Gehorcht meiner Stimme, so will ich euer Gott sein,
und ihr sollt mein Volk sein.
Jeremia 7,23

Gehorsam passt nicht in den Wortschatz und Tugendkatalog,
den wir zur Bewältigung unserer krisendurchtränkten
Gegenwart brauchen. Wollen wir Kinder, die ihren Eltern
(welche mitgeholfen haben, die Welt an den Abgrund zu
steuern) gehorsam sind?
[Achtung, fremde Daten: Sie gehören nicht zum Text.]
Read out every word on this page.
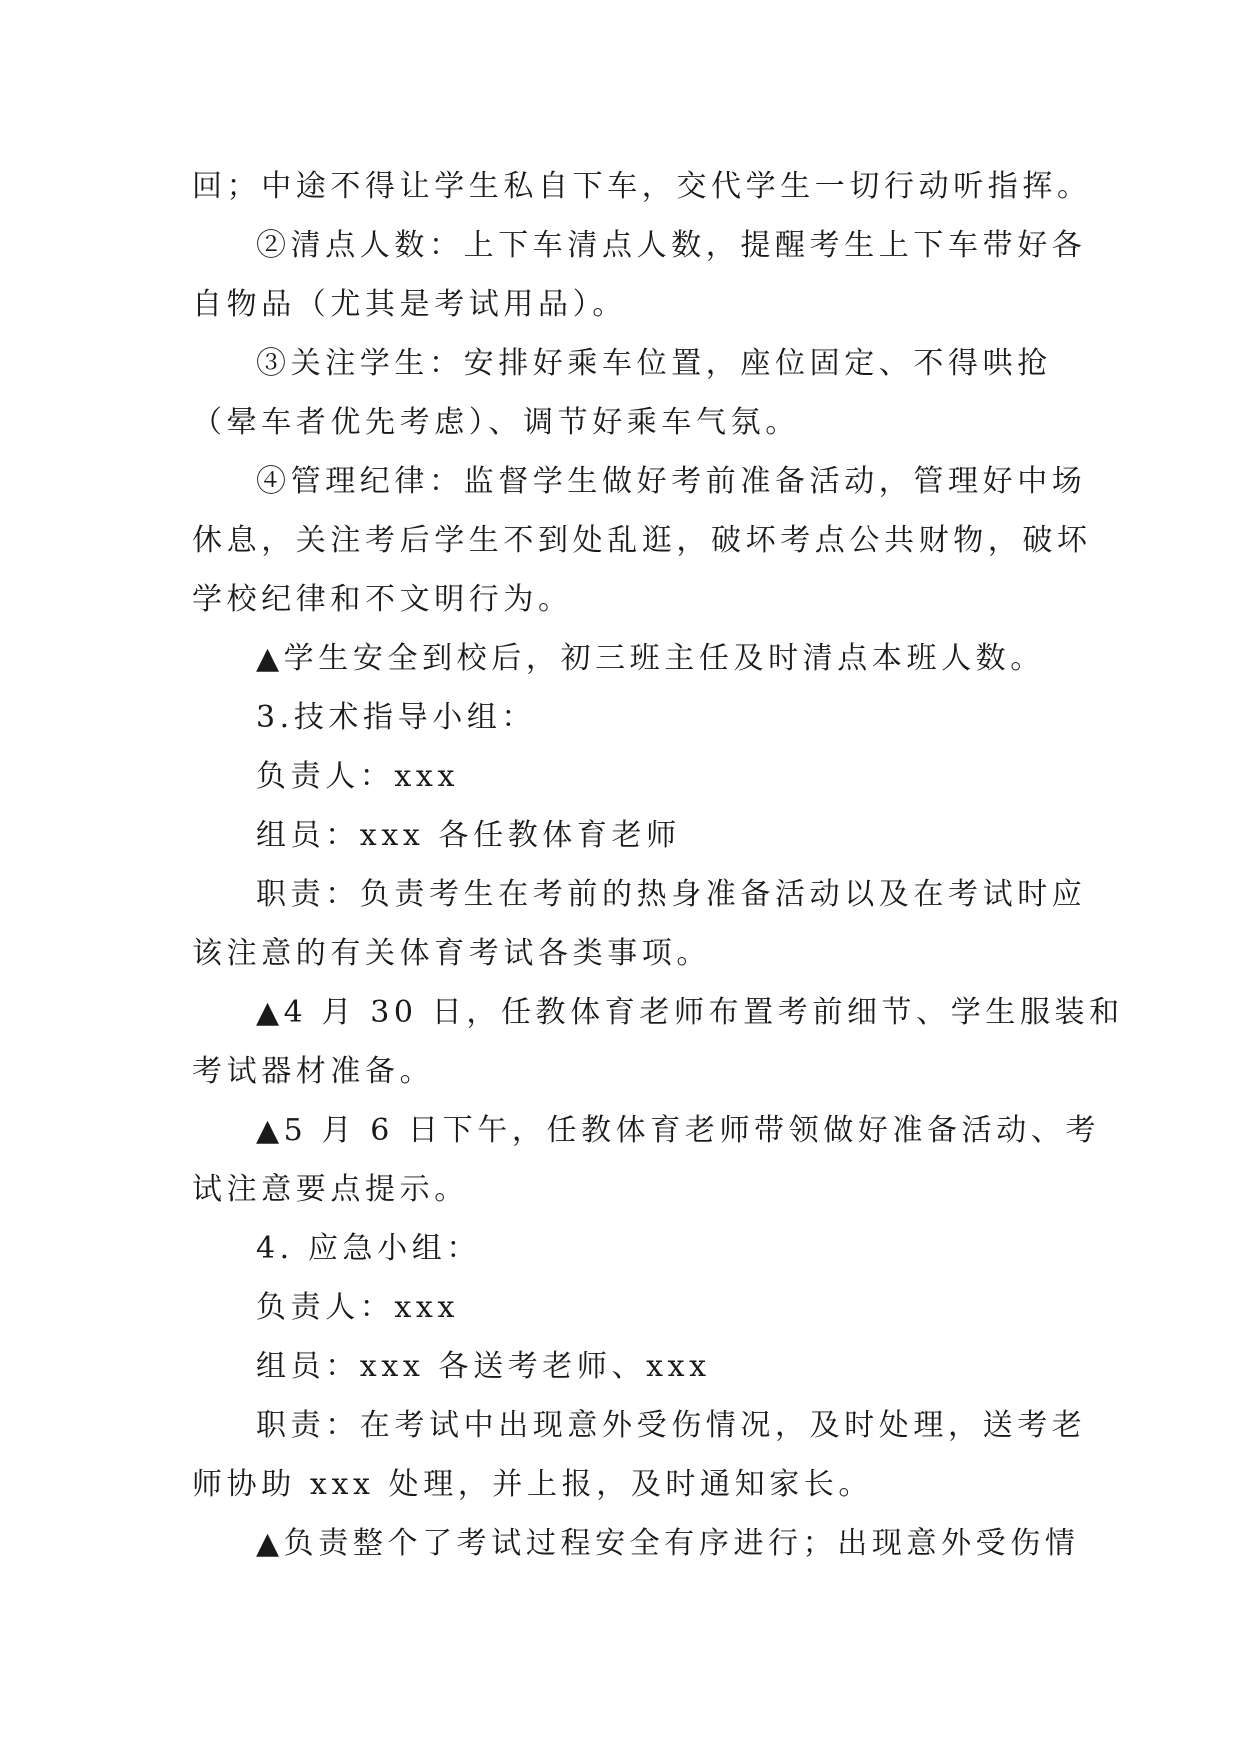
回；中途不得让学生私自下车，交代学生一切行动听指挥。
②清点人数：上下车清点人数，提醒考生上下车带好各
自物品（尤其是考试用品）。
③关注学生：安排好乘车位置，座位固定、不得哄抢
（晕车者优先考虑）、调节好乘车气氛。
④管理纪律：监督学生做好考前准备活动，管理好中场
休息，关注考后学生不到处乱逛，破坏考点公共财物，破坏
学校纪律和不文明行为。
▲学生安全到校后，初三班主任及时清点本班人数。
3.技术指导小组：
负责人：xxx
组员：xxx 各任教体育老师
职责：负责考生在考前的热身准备活动以及在考试时应
该注意的有关体育考试各类事项。
▲4 月 30 日，任教体育老师布置考前细节、学生服装和
考试器材准备。
▲5 月 6 日下午，任教体育老师带领做好准备活动、考
试注意要点提示。
4. 应急小组：
负责人：xxx
组员：xxx 各送考老师、xxx
职责：在考试中出现意外受伤情况，及时处理，送考老
师协助 xxx 处理，并上报，及时通知家长。
▲负责整个了考试过程安全有序进行；出现意外受伤情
Übrigens stelle ich mir manchmal
auch die umgekehrte Frage: Wollen wir wirklich Eltern sein,
die ihren Kindern kaum widersprechen und ihnen vorauseilend
Stein um Stein aus dem Weg räumen?
Im Grossen stehen uns die schrecklichen Konsequenzen
eines blinden, ausweglosen Gehorsams vor Augen –
längst nicht nur mit Blick auf mordende, vergewaltigende
und selber
tragisch ihr Leben opfernde russische Soldaten.
«Jeden Tag», sagt Dorothee Sölle über Jesus, «habe ich
Angst, dass er umsonst gestorben ist, weil er in unseren
Kirchen
verscharrt ist, weil wir seine Revolution verraten
haben in Gehorsam und Angst vor den Behörden.»
Gottes Stimme zu gehorchen, verstehe ich nicht als eine
der Formen von Gehorsam gegenüber Autoritäten. Sondern
als das pure Gegenteil. Als Ermutigung zum Ungehorsam,
wenn Friede, Gerechtigkeit und die Schöpfung bedroht sind.
Als Bekräftigung des Regenbogen-Bündnisses für das Leben,
wenn die Würde von Menschen, von Kindern und Eltern,
von Tieren und aller Kreatur auf dem Spiel steht.